Dans un autre domaine, l’actualité de la semaine nous donne un nouvel exemple d’hypocrisie avec le phénomène de criminalisation des mineurs. On s’offusque, avec raison, de ces jeunes mis en garde à vue à tort et à travers. On entend même le Président du groupe parlementaire de l’UMP à l’Assemblée nationale, Jean-François Coppé, condamner des « pratiques pour le moins troublantes au regard du respect des libertés ». Comment, en effet, justifier que l’on menotte des adolescents pour avoir pris un bus avec un titre de transport non valable pendant les vacances scolaires ? Toutefois, Monsieur Coppé oublie de préciser, c’est bien la Droite, et au premier chef le Président de la République, qui est responsable de cette situation : c’est elle qui a engagé depuis 2002 un ensemble de réformes de l’ordonnance de 1945 qui sont venues renforcer la criminalisation des mineurs, c’est elle qui a supprimée la police de proximité pour la remplacer par une police du chiffre.  Comme chacun peut le constater au quotidien ou à la lecture des statistiques, l’échec de la politique du tout répressif est patent.

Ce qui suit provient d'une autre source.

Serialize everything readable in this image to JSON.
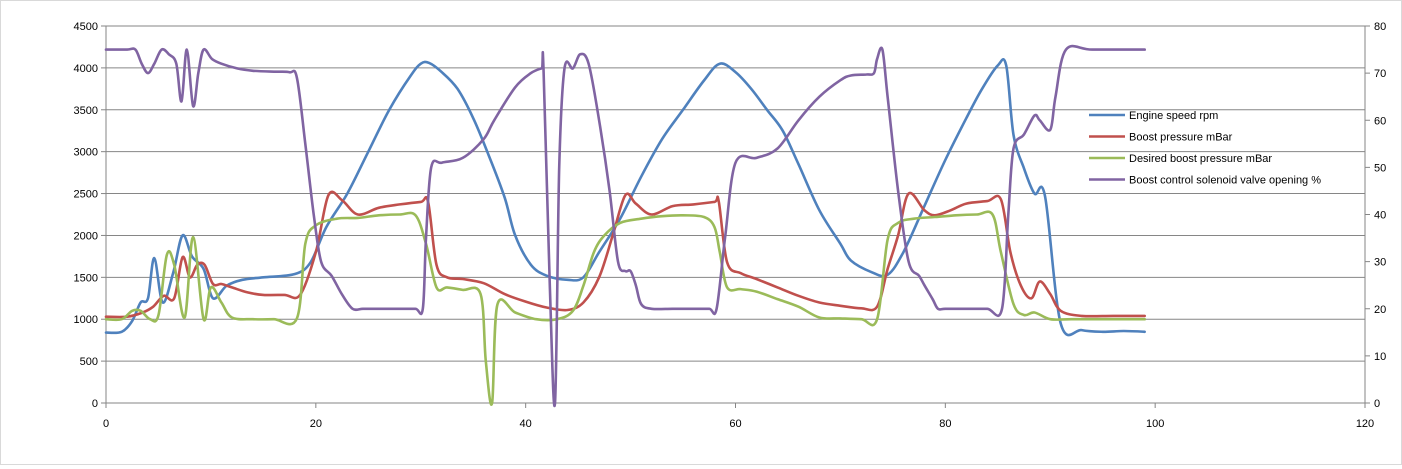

La sécurité est un droit. Et c’est justement parce que nous sommes attaché à ce droit que nous croyons à un autre modèle de résolution des problèmes de délinquance. Plutôt que de se concentrer uniquement sur les conséquences, plutôt que de créer une nouvelle forme de violence et d’arbitraire qui autoalimentera une spirale sans fin de haine et de ressentiment, il faut nous attacher à combattre ce phénomène à la source, c’est à dire à prévenir les comportements délictueux. Il ne s’agit pas de faire preuve de faiblesse, comme voudrait le faire croire la Droite, mais de responsabilité en prenant à bras le corps cette problématique dans toute sa complexité.

C’est d’ailleurs la raison pour laquelle les socialistes soutiennent les professeurs en grève dans de plus en plus de lycées. Ils demandent plus de moyens éducatifs, car ils sont les premiers conscients que c’est le seul moyen de donner un autre avenir à de nombreux jeunes qui, en dehors du système éducatif, n’ont pour perspective que le chômage, la délinquance ou l’argent facile qui mène invariablement à la case prison.

Pour conclure sur une note régionale, j’invite les lecteurs arrageois du blog à lire dans ces prochains jours la presse locale. Nous avons en effet ce vendredi matin tenu une conférence de presse afin de nous présenter, en tant que candidats aux régionales issus de la 1ère et 2ème circonscription du Pas-de-Calais, et exprimer nos motivations politiques. Le fil conducteur de nos interventions respectives a été celui du refus de la voie du laisser aller et de la résignation.